Он не отрывал взгляда от дороги.
— Вот так и живем, — сказала Мелинда. — Все обожают правительство. Иди было некуда деваться. Он ведь за ней так долго ухлестывал…
Эверетт повернулся и встретил пристальный взгляд.
— Ты чего?
— Забавный у тебя видок, — ответила она. — Вроде поправляешься.
— Поправляюсь?
— Да нет, ничего, — сказала она чересчур поспешно. — Ты, наверное, просто питался хорошо, а то все консервы, консервы… Я тоже не голодала. — Она задрала на себе рубашку и запустила пальцы в мех на талии. — Ты вообще-то где шлялся?
— Повидался со старыми друзьями, — ответил он. — Потом расскажу. — Он затормозил у автомобильной стоянки перед торговым центром. — Побудь здесь.
Эверетт торопливо прошел к знакомому магазину комиксов и журналов. Он хотел купить «Плейбой» или «Пентхауз», показать Иди, что красивые фигуры — везде, что рынок устоял против вакавилльского заговора.
Он нашел магазин, но не увидел перед ним стеллажа с журналами для взрослых.
Он обратился к продавцу, человеку нормального телосложения, но с родимым пятном во все лицо — этакий малиновый осьминог, раскидавший щупальца.
— Мы их теперь под прилавком держим, — объяснил продавец. — Элефантизм?
— Что?
— Новый закон, конечно, знаете?
— Новый закон? Я хочу купить «Плейбой».
— Отлично. Но по новому закону вы можете купить выпуск, предназначенный только для вашей категории. Лилипуты смотрят на лилипутов, великаны — на великанов, и так далее. — Он указал на стеллаж за прилавком. Там действительно стояли десять-двенадцать разных вариантов «Плейбоя», все с немыслимыми уродами на обложках.

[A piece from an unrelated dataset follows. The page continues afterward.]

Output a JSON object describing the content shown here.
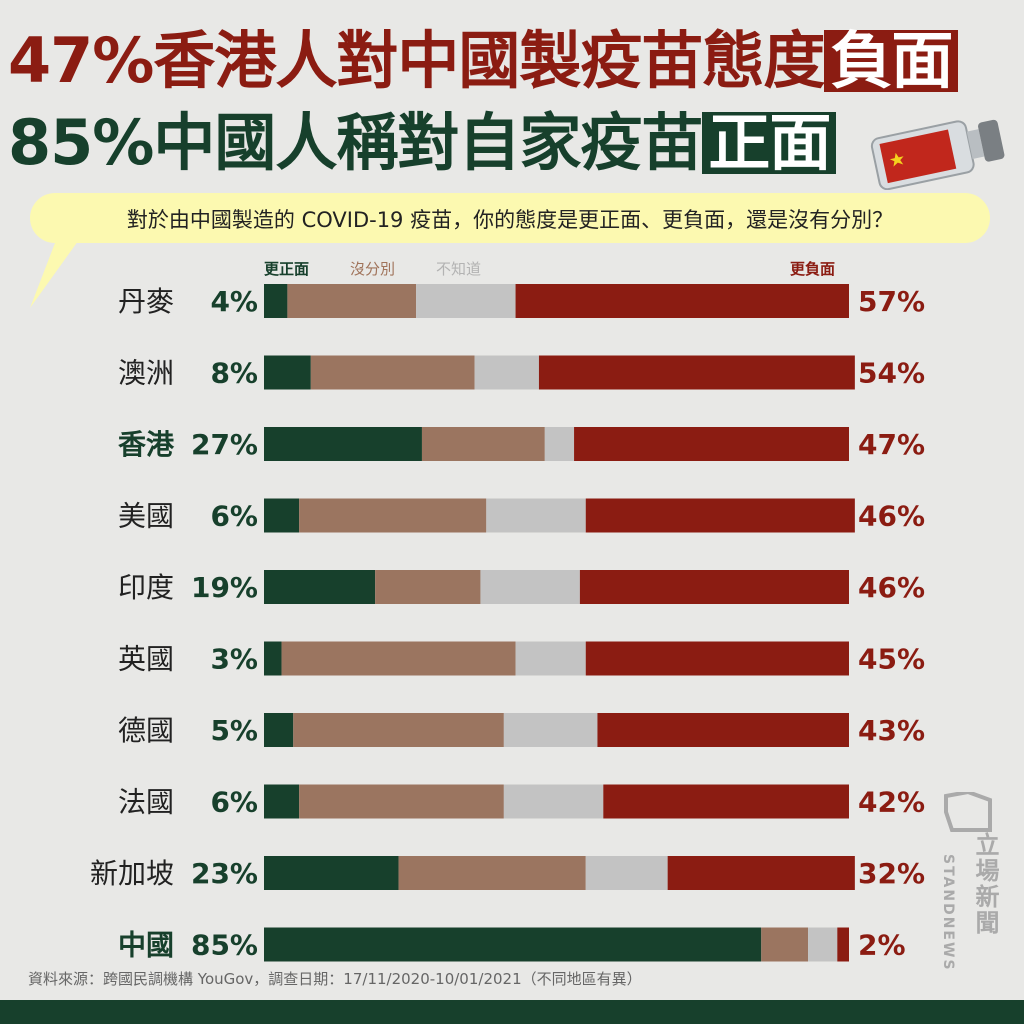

Продавец окинул Эверетта взглядом.
— А у вас, похоже, элефантизм. — Он бросил на прилавок журнал. С обложки плотоядно смотрела огромная женщина.
— Что вы сказали?
— Гляди, приятель.
Эверетт заметил собственное отражение в витрине магазина. Он был чудовищно толст, щеки обвисли, руки — точно тесто, убегающее из квашни.
— Четыре доллара, — сказал продавец.
— Не совсем то, что нужно, — возразил Эверетт, чувствуя, как его охватывает безнадежность.